Northern blot and in situ hybridizations indicate that the unc-79 mRNA is widely expressed throughout the central nervous system, and as expected there is a modest reduction in mRNA in homozygous mutant P0 brain tissue, presumably due to nonsense mediated decay (Figure S1). To determine whether a full-length unc-79 protein was produced in mutants, we generated polyclonal antibodies against a C-terminal portion of the protein (see Figure 3C). Immunoblot analysis of P0 whole brain tissue lysates from wild-type and homozygous mutant animals indicates an absence of the expected band at ∼290 kDa in mutant versus wild-type homogenates (Figure 3D). In invertebrates, null alleles of the unc-79 gene dramatically influence expression of the NALCN protein homolog [10]–[12]. Western blot analysis of NALCN expression in postnatal day 0 (P0) wild-type and Lwt/Lwt littermates did not reveal any obvious differences in expression (Figure S2).

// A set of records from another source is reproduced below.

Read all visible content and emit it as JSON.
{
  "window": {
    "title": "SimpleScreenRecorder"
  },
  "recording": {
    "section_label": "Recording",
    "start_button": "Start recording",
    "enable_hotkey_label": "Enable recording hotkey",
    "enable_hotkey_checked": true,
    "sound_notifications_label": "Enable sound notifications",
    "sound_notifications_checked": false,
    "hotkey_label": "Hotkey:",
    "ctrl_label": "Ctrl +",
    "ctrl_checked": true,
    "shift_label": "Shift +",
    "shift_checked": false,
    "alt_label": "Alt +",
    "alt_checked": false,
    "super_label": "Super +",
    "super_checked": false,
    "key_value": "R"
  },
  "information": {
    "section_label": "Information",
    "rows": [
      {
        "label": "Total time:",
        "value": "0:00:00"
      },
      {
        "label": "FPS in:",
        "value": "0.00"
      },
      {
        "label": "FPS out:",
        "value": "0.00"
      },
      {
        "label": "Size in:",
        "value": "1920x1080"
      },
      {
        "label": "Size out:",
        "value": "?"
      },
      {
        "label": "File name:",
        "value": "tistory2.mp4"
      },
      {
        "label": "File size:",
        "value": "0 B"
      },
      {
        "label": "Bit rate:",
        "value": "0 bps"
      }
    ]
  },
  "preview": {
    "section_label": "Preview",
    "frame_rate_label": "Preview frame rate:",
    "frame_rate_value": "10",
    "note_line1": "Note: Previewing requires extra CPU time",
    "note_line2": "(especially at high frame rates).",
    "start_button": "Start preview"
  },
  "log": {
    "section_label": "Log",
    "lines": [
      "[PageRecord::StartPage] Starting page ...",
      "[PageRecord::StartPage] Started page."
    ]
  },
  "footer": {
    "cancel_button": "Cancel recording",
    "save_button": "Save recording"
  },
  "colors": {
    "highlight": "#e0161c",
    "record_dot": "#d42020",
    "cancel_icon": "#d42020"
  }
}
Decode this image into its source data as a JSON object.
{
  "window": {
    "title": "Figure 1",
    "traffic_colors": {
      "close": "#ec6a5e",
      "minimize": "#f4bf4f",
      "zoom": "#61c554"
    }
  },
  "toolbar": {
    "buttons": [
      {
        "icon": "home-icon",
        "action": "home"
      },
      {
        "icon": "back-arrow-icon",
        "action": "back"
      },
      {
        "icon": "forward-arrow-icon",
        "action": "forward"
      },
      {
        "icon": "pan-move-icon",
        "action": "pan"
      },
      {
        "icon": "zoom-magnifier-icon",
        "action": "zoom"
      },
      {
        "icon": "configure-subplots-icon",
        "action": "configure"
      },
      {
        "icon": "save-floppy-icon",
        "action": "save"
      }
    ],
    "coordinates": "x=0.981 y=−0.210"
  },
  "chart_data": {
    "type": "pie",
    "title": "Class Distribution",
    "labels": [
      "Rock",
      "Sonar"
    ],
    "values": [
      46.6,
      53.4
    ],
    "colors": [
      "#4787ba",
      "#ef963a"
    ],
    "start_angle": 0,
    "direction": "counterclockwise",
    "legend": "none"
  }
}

Lethality, locomotor, and weight phenotypes are captured in Lightweight congenic mice
The quantitative increase in locomotor activity and decreased body weight of Lightweight mutants could arise from or be influenced by other ENU-induced point mutations or polymorphic differences between the B6 and D2 strains. Thus, several experiments were performed to further explore these possibilities. First, a ∼1.4 Mb region surrounding the Lightweight mutation was introgressed fully onto the C57BL/6J genetic background to create the B6.D2-Unc79Lwt (Lwt) congenic (see Figure 2). We confirmed the uniformity of the background by genotyping against a panel of 555 informative SNPs spaced evenly across the genome [24].

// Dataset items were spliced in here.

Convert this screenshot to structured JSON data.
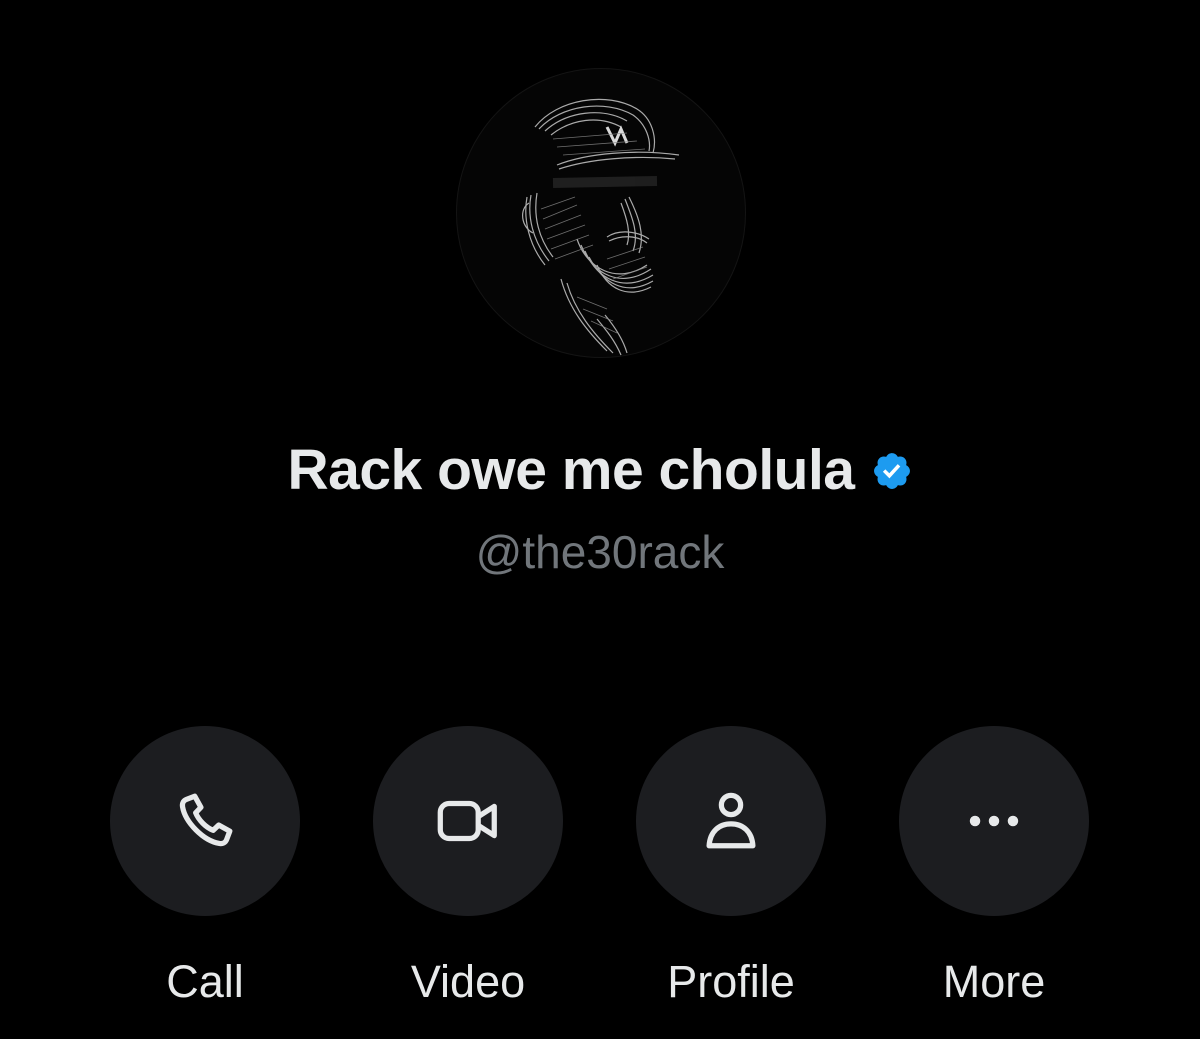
{
  "profile": {
    "display_name": "Rack owe me cholula",
    "handle": "@the30rack",
    "verified": true,
    "avatar_icon": "sketch-portrait-avatar"
  },
  "actions": [
    {
      "label": "Call",
      "icon": "phone-icon"
    },
    {
      "label": "Video",
      "icon": "video-camera-icon"
    },
    {
      "label": "Profile",
      "icon": "person-icon"
    },
    {
      "label": "More",
      "icon": "more-dots-icon"
    }
  ],
  "colors": {
    "background": "#000000",
    "text_primary": "#e7e9ea",
    "text_secondary": "#71767b",
    "button_bg": "#1c1d20",
    "verified_badge": "#1d9bf0"
  }
}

The mutation rate of ENU depends on many factors, but hovers around 1×10−6 [25]–[27]; therefore, it is unlikely that more than one or two point mutations were induced within this congenic region, and furthermore, the likelihood of mutating a coding exon is very rare [28]. Regardless, sequencing of the majority of coding exons in this congenic interval did not reveal any additional mutations other than Lightweight. Importantly, intercrosses of Lightweight heterozygous animals have confirmed that the homozygous lethality is contained within this congenic interval (D.J.S. and D.C., data not shown). These data are consistent with the previous observation that a homozygous knockout allele of the unc-79 gene is perinatal lethal [29].

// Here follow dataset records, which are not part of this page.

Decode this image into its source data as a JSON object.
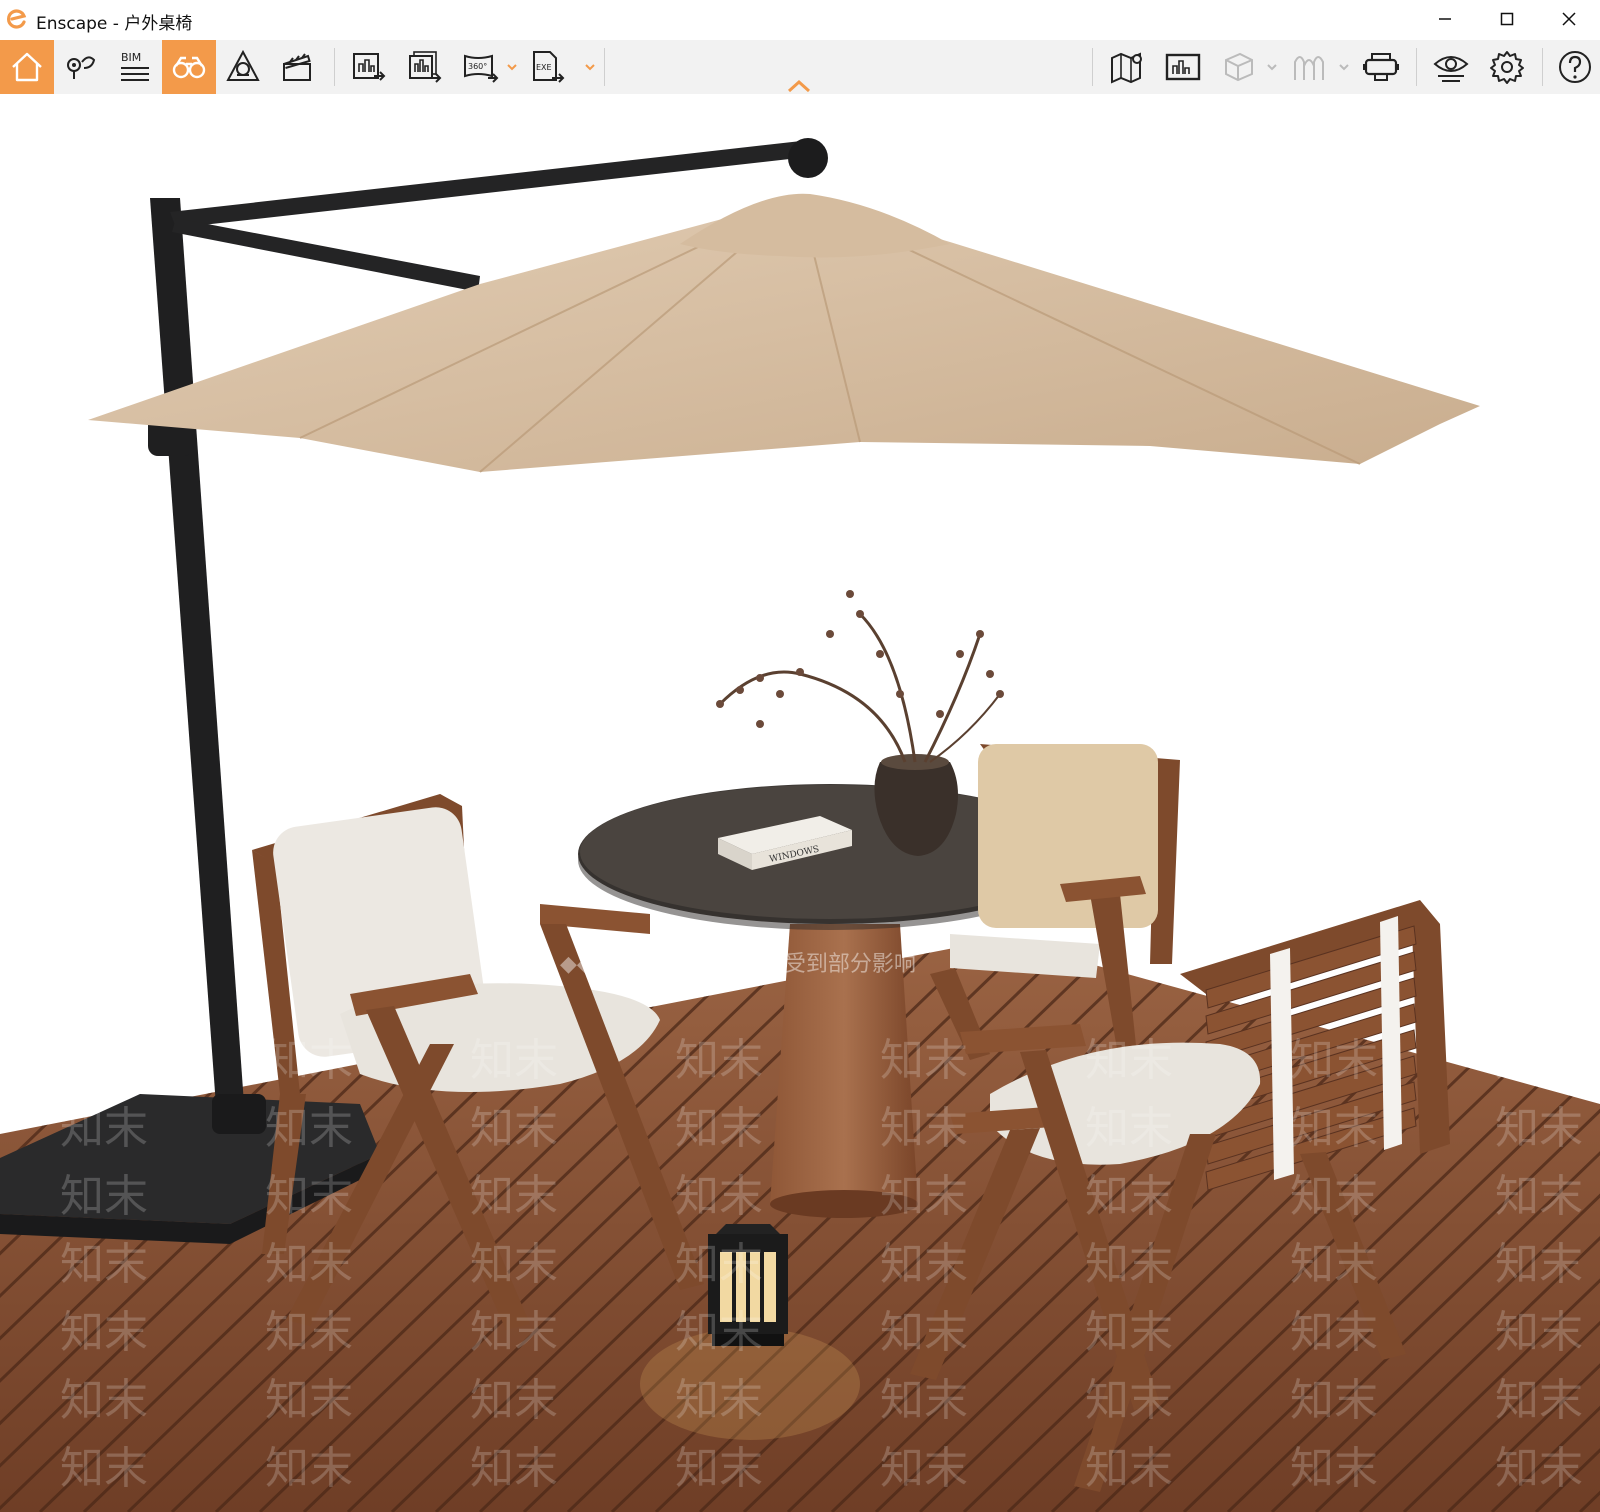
{
  "window": {
    "app_name": "Enscape",
    "separator": " - ",
    "document_name": "户外桌椅",
    "minimize_glyph": "—",
    "maximize_glyph": "☐",
    "close_glyph": "✕"
  },
  "toolbar": {
    "bim_label": "BIM",
    "pano_label": "360°",
    "exe_label": "EXE",
    "tools_left": [
      {
        "name": "home-icon",
        "active": true
      },
      {
        "name": "location-map-icon",
        "active": false
      },
      {
        "name": "bim-list-icon",
        "active": false
      },
      {
        "name": "binoculars-icon",
        "active": true
      },
      {
        "name": "atmosphere-icon",
        "active": false
      },
      {
        "name": "clapper-icon",
        "active": false
      },
      {
        "name": "export-image-icon",
        "active": false
      },
      {
        "name": "batch-export-icon",
        "active": false
      },
      {
        "name": "export-panorama-icon",
        "active": false
      },
      {
        "name": "export-exe-icon",
        "active": false
      }
    ],
    "tools_right": [
      "map-pin-icon",
      "monitor-icon",
      "cube-icon",
      "asset-library-icon",
      "vr-headset-icon",
      "eye-settings-icon",
      "gear-icon",
      "help-icon"
    ]
  },
  "watermark": {
    "banner": "◆◆ 水印保护区 画质会受到部分影响",
    "mark": "知末"
  },
  "scene_text": {
    "book_spine": "WINDOWS"
  },
  "colors": {
    "accent": "#f39a4a",
    "toolbar_bg": "#f2f2f2",
    "canopy": "#d8c0a4",
    "deck": "#8a5236",
    "wood": "#7e4a2c",
    "cushion": "#ece8e2"
  }
}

Using this congenic strain, Lightweight heterozygotes were confirmed to be modestly hyperactive (Figure 4A inset, P<0.01, Student's t-test) and to weigh less than their wild-type littermates [F1,104(genotype) = 87.0, P<0.001] (Figure 4C). To rule out the possibility that a polymorphism in the D2 strain influences these phenotypes, the congenic B6.D2.12D (“Control”) strain (see Figure 2) [30] was also examined. This non-mutagenized, congenic strain harbors a distal portion of the D2 chromosome 12 encompassing all of the genes introgressed in the Lightweight congenic, controlling for all strain-specific polymorphisms in Lightweight animals. Importantly, no difference was observed between Control/+ mice and their wild-type littermates in locomotor activity (P = 0.75, Student's t-test) (Figure 4B) or weight [F1,56(genotype) = 0.45, P = 0.51] (Figure 4D). Taken together, these data strongly support the conclusion that the unc-79 mutation, and not some other lesion or polymorphism, is responsible for the observed phenotypes.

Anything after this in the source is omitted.